BEIRUT — The latest United Nations report on Iran’s nuclear program questioned Teh ran’s credibility regarding a recently disclosed facility built into a mountain near the holy city of Qom.
The International Atomic Energy Agency report issued Monday noted Iran’s contention that it began work on the nuclear facility in 2007 in response to Bush administration threats of war as part of a plan to safeguard sensitive “organizations and activities” that could be targeted in an armed conflict.
But according to the agency report, satellite photos showed construction on the Fordow facility began in 2002, well before Iran’s nuclear program became an international issue. U.S. officials previously said they first detected the site in 2006.
The U.S. and other major powers worry that Iran’s nuclear research program will ultimately produce arms, an allegation Iran denies.

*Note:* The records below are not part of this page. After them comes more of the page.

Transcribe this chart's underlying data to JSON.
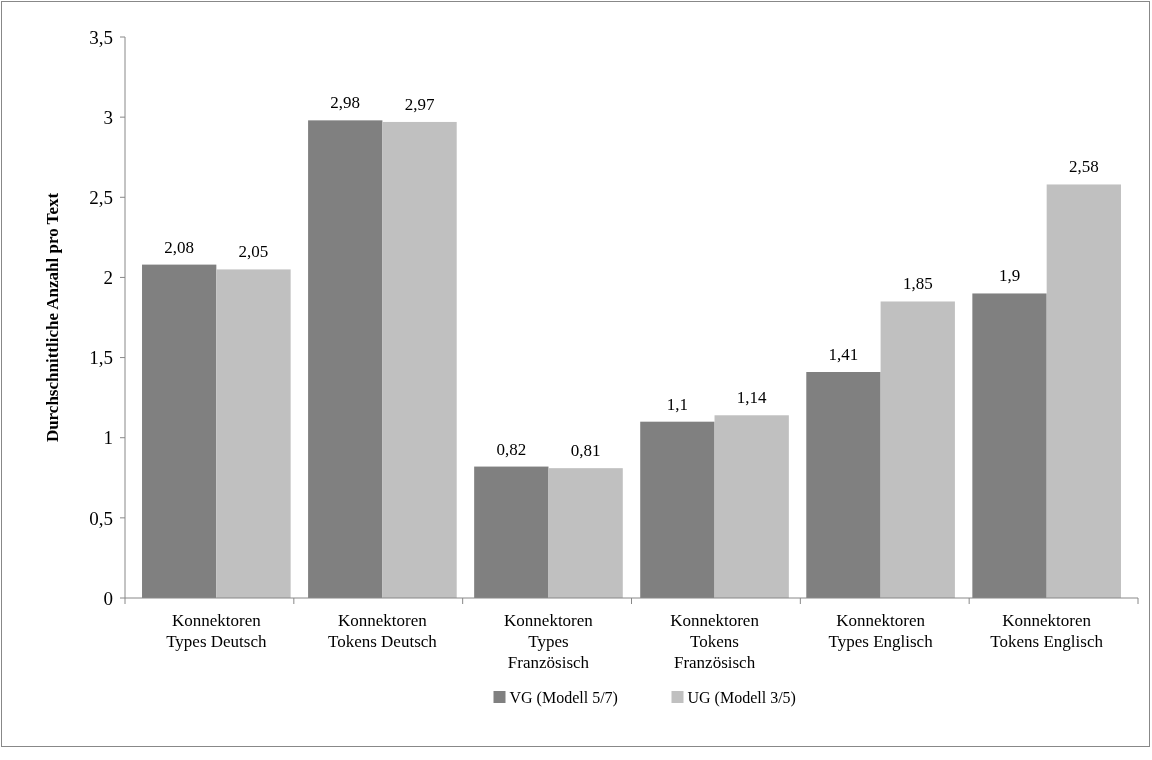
{
  "chart_data": {
    "type": "bar",
    "ylabel": "Durchschnittliche Anzahl pro Text",
    "categories": [
      "Konnektoren Types Deutsch",
      "Konnektoren Tokens Deutsch",
      "Konnektoren Types Französisch",
      "Konnektoren Tokens Französisch",
      "Konnektoren Types Englisch",
      "Konnektoren Tokens Englisch"
    ],
    "series": [
      {
        "name": "VG (Modell 5/7)",
        "color": "#808080",
        "values": [
          2.08,
          2.98,
          0.82,
          1.1,
          1.41,
          1.9
        ],
        "value_labels": [
          "2,08",
          "2,98",
          "0,82",
          "1,1",
          "1,41",
          "1,9"
        ]
      },
      {
        "name": "UG (Modell 3/5)",
        "color": "#c0c0c0",
        "values": [
          2.05,
          2.97,
          0.81,
          1.14,
          1.85,
          2.58
        ],
        "value_labels": [
          "2,05",
          "2,97",
          "0,81",
          "1,14",
          "1,85",
          "2,58"
        ]
      }
    ],
    "ylim": [
      0,
      3.5
    ],
    "yticks": [
      0,
      {
        "value": 0.5,
        "label": "0,5"
      },
      1,
      {
        "value": 1.5,
        "label": "1,5"
      },
      2,
      {
        "value": 2.5,
        "label": "2,5"
      },
      3,
      {
        "value": 3.5,
        "label": "3,5"
      }
    ],
    "legend": "bottom",
    "grid": false
  }
}
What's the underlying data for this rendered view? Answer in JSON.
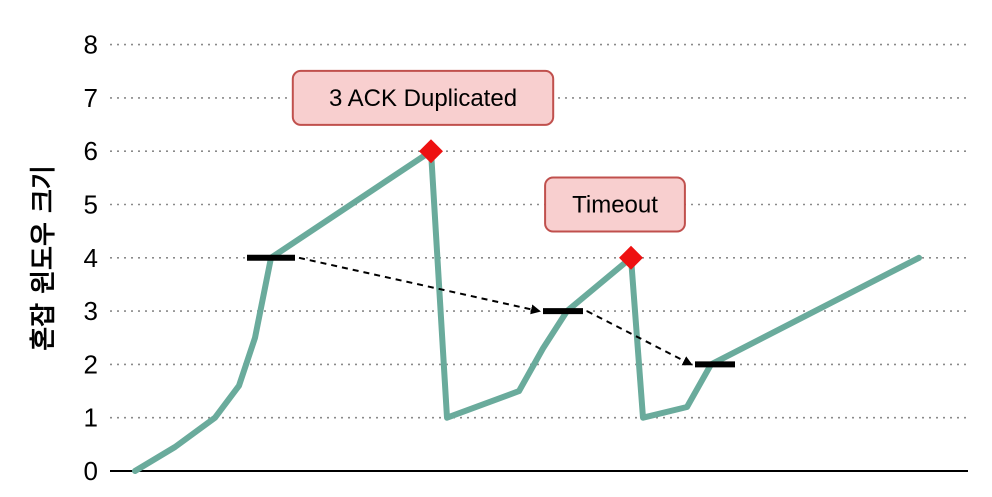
{
  "chart_data": {
    "type": "line",
    "title": "",
    "xlabel": "",
    "ylabel": "혼잡 윈도우 크기",
    "ylim": [
      0,
      8
    ],
    "yticks": [
      "0",
      "1",
      "2",
      "3",
      "4",
      "5",
      "6",
      "7",
      "8"
    ],
    "grid": "horizontal dotted",
    "colors": {
      "line": "#6aab9c",
      "peak": "#ee1111",
      "threshold": "#000000",
      "annotation_fill": "#f8cfcf",
      "annotation_border": "#c0504d"
    },
    "series": [
      {
        "values": [
          [
            0.0,
            0.0
          ],
          [
            0.5,
            0.45
          ],
          [
            1.0,
            1.0
          ],
          [
            1.3,
            1.6
          ],
          [
            1.5,
            2.5
          ],
          [
            1.7,
            4.0
          ],
          [
            3.7,
            6.0
          ],
          [
            3.9,
            1.0
          ],
          [
            4.8,
            1.5
          ],
          [
            5.1,
            2.3
          ],
          [
            5.4,
            3.0
          ],
          [
            6.2,
            4.0
          ],
          [
            6.35,
            1.0
          ],
          [
            6.9,
            1.2
          ],
          [
            7.2,
            2.0
          ],
          [
            9.8,
            4.0
          ]
        ]
      }
    ],
    "thresholds": [
      {
        "x_start": 1.4,
        "x_end": 2.0,
        "y": 4
      },
      {
        "x_start": 5.1,
        "x_end": 5.6,
        "y": 3
      },
      {
        "x_start": 7.0,
        "x_end": 7.5,
        "y": 2
      }
    ],
    "peaks": [
      {
        "x": 3.7,
        "y": 6
      },
      {
        "x": 6.2,
        "y": 4
      }
    ],
    "arrows": [
      {
        "from": [
          2.0,
          4.0
        ],
        "to": [
          5.1,
          3.0
        ]
      },
      {
        "from": [
          5.6,
          3.0
        ],
        "to": [
          7.0,
          2.0
        ]
      }
    ],
    "annotations": [
      {
        "text": "3 ACK Duplicated",
        "x": 3.6,
        "y": 7.0
      },
      {
        "text": "Timeout",
        "x": 6.0,
        "y": 5.0
      }
    ]
  }
}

The discrepancy in dates is a significant measure of Iran’s sincerity.
“Iran’s declaration of the new facility . . . gives rise to questions about whether there were any other nuclear facilities in Iran which had not been declared to the agency,” the report said.
Iran’s envoy to the IAEA, Ali Asghar Soltanieh, dismissed the report as “routine” and “repetitive,” according to the Fars news agency.
A U.S. State Department spokesman, Ian Kelly, said the IAEA report “underscores that Iran still refuses to comply fully with its international nuclear obligations.”
Iran has yet to definitively respond to a proposal to swap its enriched uranium for fuel rods to operate a medical research reactor, and world powers have begun buzzing about imposing new economic sanctions on the Islamic Republic.